In 1863, 150 years ago, the midpoint of the Civil War brought the Battle of Gettysburg, the Gettysburg Address – and a Thanksgiving proclamation by President Abraham Lincoln.

Although written by his Secretary of State, the document went out as “by the President of the United States of America,” who invited “my fellow citizens in every part of the United States…to set apart and observe…a day of Thanksgiving and Praise to our beneficent Father who dwelleth in the Heavens.”

A 1910 postcard.
1910 postcard

While modern Americans tend to think of the holiday as being about turkey, football and relatives, Thanksgiving was formerly known as a time of prayer and patriotism. Around a century ago, the holiday was often associated with flags:

*In 1895, citizens of Trenton, N.J., dedicated a 100-foot flagpole and flags in a town park. One of the banners was 20 by 36 feet and featured 13 stars for the original colonies.

*In 1897 in Alabama, a newspaper noted that “one of the most interesting features…Thanksgiving…was the presentation of a large flag to the city schools.”

Schoolchildren, two holding flags, dress up for a Thanksgiving pageant in 1911.
Schoolchildren, two holding flags, dress up for a Thanksgiving pageant in 1911.

*In 1913, children from two to 12 were treated to a late-autumn Fourth of July in a New Orleans park. The Thanksgiving Day event included ice cream and cake – and a flag-raising ceremony during which the kids sang “America.”

*In 1915, as World War I raged in Europe, students in a Catholic school in Miami, Florida, took part in a flag-raising ceremony that included the singing of “The Star-Spangled Banner,” an address titled “Our Flag” and an early version of the Pledge of Allegiance.

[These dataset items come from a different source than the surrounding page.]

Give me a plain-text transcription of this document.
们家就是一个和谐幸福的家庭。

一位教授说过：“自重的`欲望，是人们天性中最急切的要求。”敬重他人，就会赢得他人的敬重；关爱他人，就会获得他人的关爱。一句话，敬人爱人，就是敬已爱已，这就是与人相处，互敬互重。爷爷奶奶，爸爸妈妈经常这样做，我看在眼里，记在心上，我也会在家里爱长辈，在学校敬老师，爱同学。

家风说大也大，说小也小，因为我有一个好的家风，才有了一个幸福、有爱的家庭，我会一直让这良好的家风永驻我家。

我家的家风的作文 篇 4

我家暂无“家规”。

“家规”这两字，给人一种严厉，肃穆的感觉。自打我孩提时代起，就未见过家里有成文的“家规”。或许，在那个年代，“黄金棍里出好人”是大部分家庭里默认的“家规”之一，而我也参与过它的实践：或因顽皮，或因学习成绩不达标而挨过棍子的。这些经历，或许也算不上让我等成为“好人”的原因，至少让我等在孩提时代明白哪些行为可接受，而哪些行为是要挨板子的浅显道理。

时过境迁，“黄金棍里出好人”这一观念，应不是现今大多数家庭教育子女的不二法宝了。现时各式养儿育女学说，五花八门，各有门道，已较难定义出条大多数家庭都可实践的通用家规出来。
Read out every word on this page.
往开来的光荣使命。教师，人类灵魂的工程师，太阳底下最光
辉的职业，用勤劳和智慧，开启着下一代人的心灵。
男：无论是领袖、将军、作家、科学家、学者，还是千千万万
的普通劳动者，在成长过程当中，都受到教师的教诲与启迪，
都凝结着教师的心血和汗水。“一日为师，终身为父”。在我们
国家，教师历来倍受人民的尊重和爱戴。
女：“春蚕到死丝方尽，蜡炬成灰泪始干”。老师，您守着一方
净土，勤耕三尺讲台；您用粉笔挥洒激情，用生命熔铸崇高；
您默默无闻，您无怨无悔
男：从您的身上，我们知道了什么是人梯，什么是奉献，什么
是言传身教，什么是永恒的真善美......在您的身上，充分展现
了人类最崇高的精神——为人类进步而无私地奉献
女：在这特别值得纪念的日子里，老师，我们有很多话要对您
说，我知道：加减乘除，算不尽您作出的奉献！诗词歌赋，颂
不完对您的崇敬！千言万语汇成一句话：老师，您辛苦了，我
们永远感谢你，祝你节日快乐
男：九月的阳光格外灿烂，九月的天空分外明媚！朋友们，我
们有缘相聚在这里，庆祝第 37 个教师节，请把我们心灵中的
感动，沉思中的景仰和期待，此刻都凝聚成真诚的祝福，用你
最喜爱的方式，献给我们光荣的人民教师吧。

Like this year, the holiday fell in 1913 on Nov. 28, when the ultimate connection between Thanksgiving and flags might have occurred in Washington, D.C. The occasion was the annual Pan-American Thanksgiving Celebration to mark “unity between the United States and 21 Latin republics.”

Pan-American Union flag, left, in its D.C. headquarters a century ago.
Pan-American Union flag, left, in its D.C. headquarters a century ago.

President Woodrow Wilson took part, joined by Supreme Court justices and other dignitaries. The church where the ceremony was held was decorated “with American and Latin flags,” a newspaper noted. “The dove of peace holding together in its beak the flag of the United States and that of the Pan-American Union symbolized the peace of the western hemisphere.”

Next Thanksgiving might be a good time to revive the association of the holiday and flags.